Our advice is to avoid the Device and Queue Sync Scopes unless you've fully considered the alternatives. Sync Scope is a powerful tool; Use it wisely.
AutomaticSerialization and WDFINTERRUPTs
I was reminded of this last item by a recent discussion on the OSR NTDEV discussion list. However, it's a "gotcha" that puzzled me when I first started writing KMDF drivers. The "gotcha" is simple: Setting AutomaticSerialization=TRUE when configuring a WDFINTERRUPT Object does not serialize the ISR itself with anything. Rather, it causes the DpcForIsr to be serialized with the driver's Event Processing Callback functions, and other callbacks that have AutomaticSerialization set to TRUE.

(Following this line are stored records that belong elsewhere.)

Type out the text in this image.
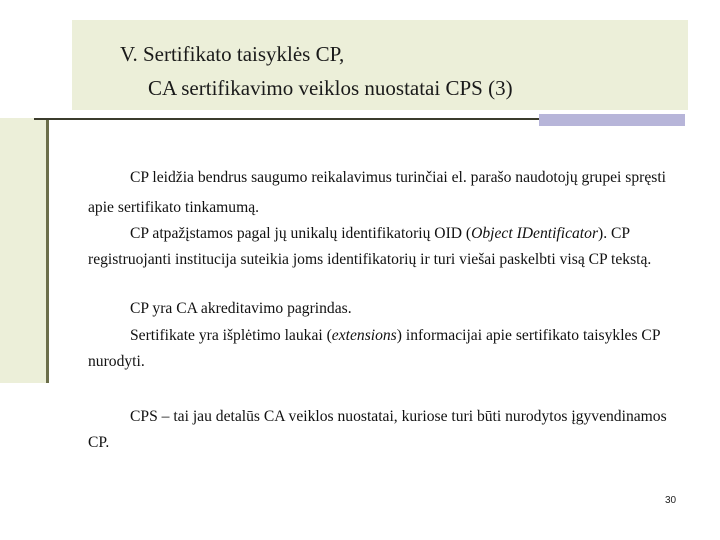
V. Sertifikato taisyklės CP,
CA sertifikavimo veiklos nuostatai CPS (3)
CP leidžia bendrus saugumo reikalavimus turinčiai el. parašo naudotojų grupei spręsti apie sertifikato tinkamumą.
CP atpažįstamos pagal jų unikalų identifikatorių OID (Object IDentificator). CP registruojanti institucija suteikia joms identifikatorių ir turi viešai paskelbti visą CP tekstą.
CP yra CA akreditavimo pagrindas.
Sertifikate yra išplėtimo laukai (extensions) informacijai apie sertifikato taisykles CP nurodyti.
CPS – tai jau detalūs CA veiklos nuostatai, kuriose turi būti nurodytos įgyvendinamos CP.
30
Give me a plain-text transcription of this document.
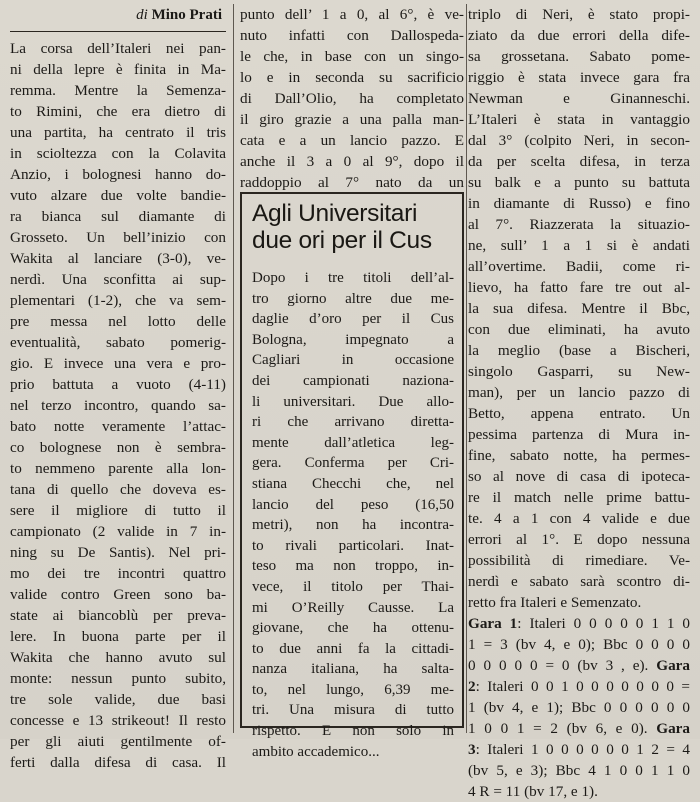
di Mino Prati
La corsa dell’Italeri nei pan-
ni della lepre è finita in Ma-
remma. Mentre la Semenza-
to Rimini, che era dietro di
una partita, ha centrato il tris
in scioltezza con la Colavita
Anzio, i bolognesi hanno do-
vuto alzare due volte bandie-
ra bianca sul diamante di
Grosseto. Un bell’inizio con
Wakita al lanciare (3-0), ve-
nerdì. Una sconfitta ai sup-
plementari (1-2), che va sem-
pre messa nel lotto delle
eventualità, sabato pomerig-
gio. E invece una vera e pro-
prio battuta a vuoto (4-11)
nel terzo incontro, quando sa-
bato notte veramente l’attac-
co bolognese non è sembra-
to nemmeno parente alla lon-
tana di quello che doveva es-
sere il migliore di tutto il
campionato (2 valide in 7 in-
ning su De Santis). Nel pri-
mo dei tre incontri quattro
valide contro Green sono ba-
state ai biancoblù per preva-
lere. In buona parte per il
Wakita che hanno avuto sul
monte: nessun punto subito,
tre sole valide, due basi
concesse e 13 strikeout! Il resto
per gli aiuti gentilmente of-
ferti dalla difesa di casa. Il
punto dell’ 1 a 0, al 6°, è ve-
nuto infatti con Dallospeda-
le che, in base con un singo-
lo e in seconda su sacrificio
di Dall’Olio, ha completato
il giro grazie a una palla man-
cata e a un lancio pazzo. E
anche il 3 a 0 al 9°, dopo il
raddoppio al 7° nato da un
Agli Universitari
due ori per il Cus
Dopo i tre titoli dell’al-
tro giorno altre due me-
daglie d’oro per il Cus
Bologna, impegnato a
Cagliari in occasione
dei campionati naziona-
li universitari. Due allo-
ri che arrivano diretta-
mente dall’atletica leg-
gera. Conferma per Cri-
stiana Checchi che, nel
lancio del peso (16,50
metri), non ha incontra-
to rivali particolari. Inat-
teso ma non troppo, in-
vece, il titolo per Thai-
mi O’Reilly Causse. La
giovane, che ha ottenu-
to due anni fa la cittadi-
nanza italiana, ha salta-
to, nel lungo, 6,39 me-
tri. Una misura di tutto
rispetto. E non solo in
ambito accademico...
triplo di Neri, è stato propi-
ziato da due errori della dife-
sa grossetana. Sabato pome-
riggio è stata invece gara fra
Newman e Ginanneschi.
L’Italeri è stata in vantaggio
dal 3° (colpito Neri, in secon-
da per scelta difesa, in terza
su balk e a punto su battuta
in diamante di Russo) e fino
al 7°. Riazzerata la situazio-
ne, sull’ 1 a 1 si è andati
all’overtime. Badii, come ri-
lievo, ha fatto fare tre out al-
la sua difesa. Mentre il Bbc,
con due eliminati, ha avuto
la meglio (base a Bischeri,
singolo Gasparri, su New-
man), per un lancio pazzo di
Betto, appena entrato. Un
pessima partenza di Mura in-
fine, sabato notte, ha permes-
so al nove di casa di ipoteca-
re il match nelle prime battu-
te. 4 a 1 con 4 valide e due
errori al 1°. E dopo nessuna
possibilità di rimediare. Ve-
nerdì e sabato sarà scontro di-
retto fra Italeri e Semenzato.
Gara 1: Italeri 0 0 0 0 0 1 1 0
1 = 3 (bv 4, e 0); Bbc 0 0 0 0
0 0 0 0 0 = 0 (bv 3 , e). Gara
2: Italeri 0 0 1 0 0 0 0 0 0 0 =
1 (bv 4, e 1); Bbc 0 0 0 0 0 0
1 0 0 1 = 2 (bv 6, e 0). Gara
3: Italeri 1 0 0 0 0 0 0 1 2 = 4
(bv 5, e 3); Bbc 4 1 0 0 1 1 0
4 R = 11 (bv 17, e 1).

We don't have the space in this article for a full discussion of AutomaticSerialization -- that'll have to wait for an article all its own. Suffice it to say that AutomaticSerialization is just one more of KMDF's powerful mechanisms for serializing the execution of certain callback routines, without having to resort to manual lock management. But, contrary to its name, specifying AutomaticSerialization = TRUE on a WDFINTERRUPT Object serializes the driver's DpcForIsr, not the ISR itself. This "gotcha" has bitten some pretty smart folks. Now, you've been warned.
Let me say it again: If you haven't taken the time to play with KMDF yet, you really should. If you're writing a new driver, or you find yourself hacking an old driver to bits, you'd be well advised to seriously consider implementing any new driver in KMDF.
Sure, there are some "gotchas" -- But those exist in any software package. And there's enough experience with KMDF at this point that we know what most of those "gotchas" are, so you don't have to discover them yourself.